As a special favour, the Fed broke an 80-year tradition and let Goldman turn itself from an investment bank into a bank holding company.
Without going into boring details, that little technicality effectively backstopped certain types of future losses.
The idea was to get the banks lending again, to unfreeze the credit market and get money into the hands of creditworthy consumers and businesses, which found themselves being strangled as the economy went south.
Instead, though, the captains of Wall Street held onto the money and sat back, watching approvingly as struggling companies across the country laid off employees by the millions (8.2 million since the beginning of the recession and climbing).
Then, having helped cause all the carnage, big firms like Goldman stepped in with their sacks of government cash and started making their own bets on the survivors.
When the slimmed-down companies began to show profits again and the stock market began to rally, the billions flowed back in. Goldman then paid back its government loan, and warmed up the bonus-cheque printer.
Casino capitalism
Put more precisely, this was a brilliant exercise in privatizing profit and socializing risk.
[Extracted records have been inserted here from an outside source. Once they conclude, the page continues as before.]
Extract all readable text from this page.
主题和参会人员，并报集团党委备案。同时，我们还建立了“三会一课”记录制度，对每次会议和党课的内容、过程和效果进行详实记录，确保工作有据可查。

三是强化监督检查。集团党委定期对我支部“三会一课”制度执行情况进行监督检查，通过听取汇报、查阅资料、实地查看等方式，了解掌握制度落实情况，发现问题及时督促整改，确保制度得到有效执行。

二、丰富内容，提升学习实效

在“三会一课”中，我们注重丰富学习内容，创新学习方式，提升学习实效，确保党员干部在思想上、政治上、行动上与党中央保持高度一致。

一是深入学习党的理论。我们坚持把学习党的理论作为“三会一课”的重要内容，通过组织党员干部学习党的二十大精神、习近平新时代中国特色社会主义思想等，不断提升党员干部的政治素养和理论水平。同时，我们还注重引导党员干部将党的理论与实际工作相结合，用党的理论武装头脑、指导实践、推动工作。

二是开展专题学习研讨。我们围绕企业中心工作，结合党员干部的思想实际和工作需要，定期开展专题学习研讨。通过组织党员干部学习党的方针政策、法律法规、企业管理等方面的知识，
Which is the American way, no matter what conservatives here want to believe about the risk-taking, enterprising, can-do spirit of rugged individualism that supposedly separates American businesses from their spoiled counterparts in the socialist nanny states of Europe and Canada.
To their credit, a great many Americans have seen this for what it is, are angry about it and have called their politicians.
Some of those politicians have had the courage to call people like Blankfein on their nonsense about doing God's work.
Democratic Senator Maria Cantwell has a better term: "casino capitalism."
"Wall Street is not providing access to capital for companies that make things," she says. "Wall Street is using government bailouts to lever up."
Having been told the financial institutions had to be rescued because they were "too big to fail," Cantwell and others like her quite reasonably want some proper regulation to stop it from happening again.
But the big financial institutions, understanding that guarding against such systemic risk to the economy would probably significantly restrict their greedy machinations, have dispatched phalanxes of lobbyists to defeat any such measures.
So far, they've managed to strangle reform in its crib.
Woolly-headed
More than a year after it played a leading role in the meltdown, trading in derivatives, such as credit-default swaps, for example, remains unregulated.
Trillions of dollars worth of these complicated instruments are still exchanged in a dark market, away from public view.
Cantwell, frustrated at being frustrated by the lobbyists, has now proposed turning the regulatory control over such trades over to the state gaming commissions that supervise casino gambling.
It isn't likely her effort will fly, but her logic is sound. This country not only allows financial institutions to keep on making bets that could ruin everyone, it's actually been providing the money for some of the action.
Like sheep for the shearing. As my friend the PR pro used to say, you can make nice warm mittens out of most voters.